Apparatus Service by Air
FLY-IN factory service for fire apparatus is now fairly common in the New England area. This has come about as a result of the efforts of Ray Vess, Seagrave service engineer who works out of Hedlund Motors, Inc., Quincy, Mass. The method has worked out so well that Ray now owns and uses two planes to cover the territory.
A veteran pilot as well as a veteran engineer, Ray has a contagious enthusiasm for his work and his flying. It was just such enthusiasm to keep a service date which led him to his flying engineer role.
In the dead of winter he returned an open cab pumper to Barre, Vt., after he had overhauled it at Quincy. Driving in a blinding snowstorm, he arrived to find all regular modes of travel halted. He had another following service date planned in Bar Harbor, Me., several hundred miles east across the mountains with no roads open. At best he could foresee a week of thrashing in the snow. His pilot training paid off, however, for he rented a small plane with provisions for its return at BarreMontpelier Airport and flew it at weather minimums through the mountain valleys reaching Bar Harbor a few hours later. He finished his service at Bar Harbor, was shuttled by plane to Bangor, where he caught an airline home, all in the same day. He was highly impressed with the time and money saved by all concerned.

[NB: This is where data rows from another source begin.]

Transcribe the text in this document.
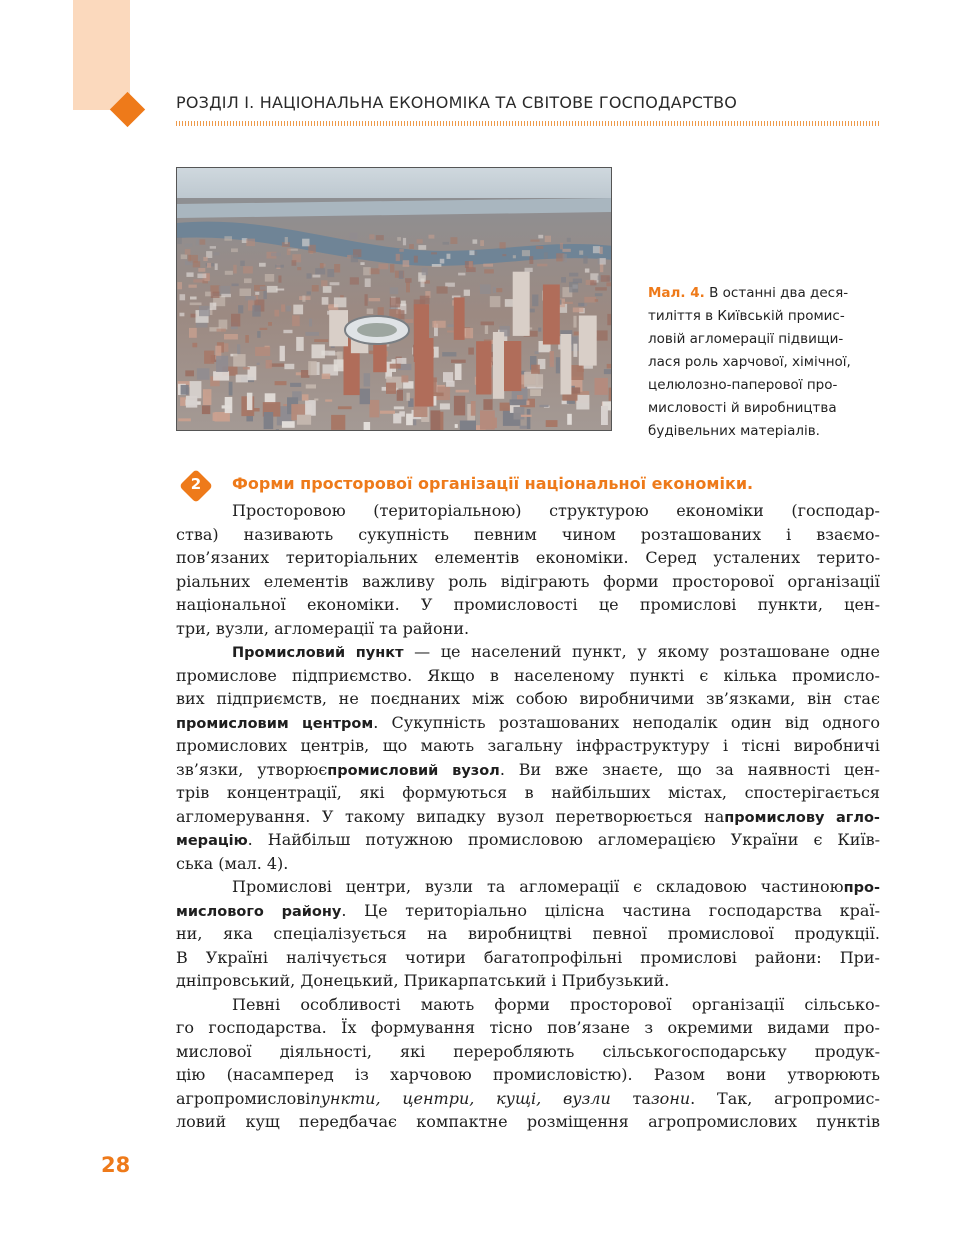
РОЗДІЛ І. НАЦІОНАЛЬНА ЕКОНОМІКА ТА СВІТОВЕ ГОСПОДАРСТВО
Мал. 4. В останні два деся-
тиліття в Київській промис-
ловій агломерації підвищи-
лася роль харчової, хімічної,
целюлозно-паперової про-
мисловості й виробництва
будівельних матеріалів.
2	Форми просторової організації національної економіки.
Просторовою (територіальною) структурою економіки (господар-
ства) називають сукупність певним чином розташованих і взаємо-
пов’язаних територіальних елементів економіки. Серед усталених терито-
ріальних елементів важливу роль відіграють форми просторової організації
національної економіки. У промисловості це промислові пункти, цен-
три, вузли, агломерації та райони.
Промисловий пункт — це населений пункт, у якому розташоване одне
промислове підприємство. Якщо в населеному пункті є кілька промисло-
вих підприємств, не поєднаних між собою виробничими зв’язками, він стає
промисловим центром. Сукупність розташованих неподалік один від одного
промислових центрів, що мають загальну інфраструктуру і тісні виробничі
зв’язки, утворюєпромисловий вузол. Ви вже знаєте, що за наявності цен-
трів концентрації, які формуються в найбільших містах, спостерігається
агломерування. У такому випадку вузол перетворюється напромислову агло-
мерацію. Найбільш потужною промисловою агломерацією України є Київ-
ська (мал. 4).
Промислові центри, вузли та агломерації є складовою частиноюпро-
мислового району. Це територіально цілісна частина господарства краї-
ни, яка спеціалізується на виробництві певної промислової продукції.
В Україні налічується чотири багатопрофільні промислові райони: При-
дніпровський, Донецький, Прикарпатський і Прибузький.
Певні особливості мають форми просторової організації сільсько-
го господарства. Їх формування тісно пов’язане з окремими видами про-
мислової діяльності, які переробляють сільськогосподарську продук-
цію (насамперед із харчовою промисловістю). Разом вони утворюють
агропромисловіпункти, центри, кущі, вузли тазони. Так, агропромис-
ловий кущ передбачає компактне розміщення агропромислових пунктів
28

Since then Ray has been making use of his planes whenever possible, as well as air express service when on the job. He may be anywhere in New England when he is in need of a special part. A call to the factory brings it in a few hours. Meeting the plane at the airport, he and the customer appreciate the fast expediting.
One of the two planes is an all-metal Republic amphibian with spacious interior and load-carrying ability which, in the absence of an airport, can service the far reaches by landing in the town pond or lake. It is especially suited to service offshore islands, eliminating time-consuming ferry trips involving an entire day when the same round trip by air can be accomplished in less than an hour. Because of short air travel time, costs are much less than by car. In traditional company man fashion, Ray has dubbed the amphib “Greatest Name.”
The other plane is a Globe “Swift.” It is a two-seat, all-metal sporter with low wing, retractable gear, much faster than the amphib and resembles a small P-40 fighter. It is 50 per cent less expensive to operate than the amphib, cutting costs still further. Ray calls this one “Great Fury.”
Use of aircraft for this work may not be unique but it points up the possibilities involved in giving customers better service. Perhaps the embryo of the thought may bring a future where fire chiefs may look to the sky for complete service.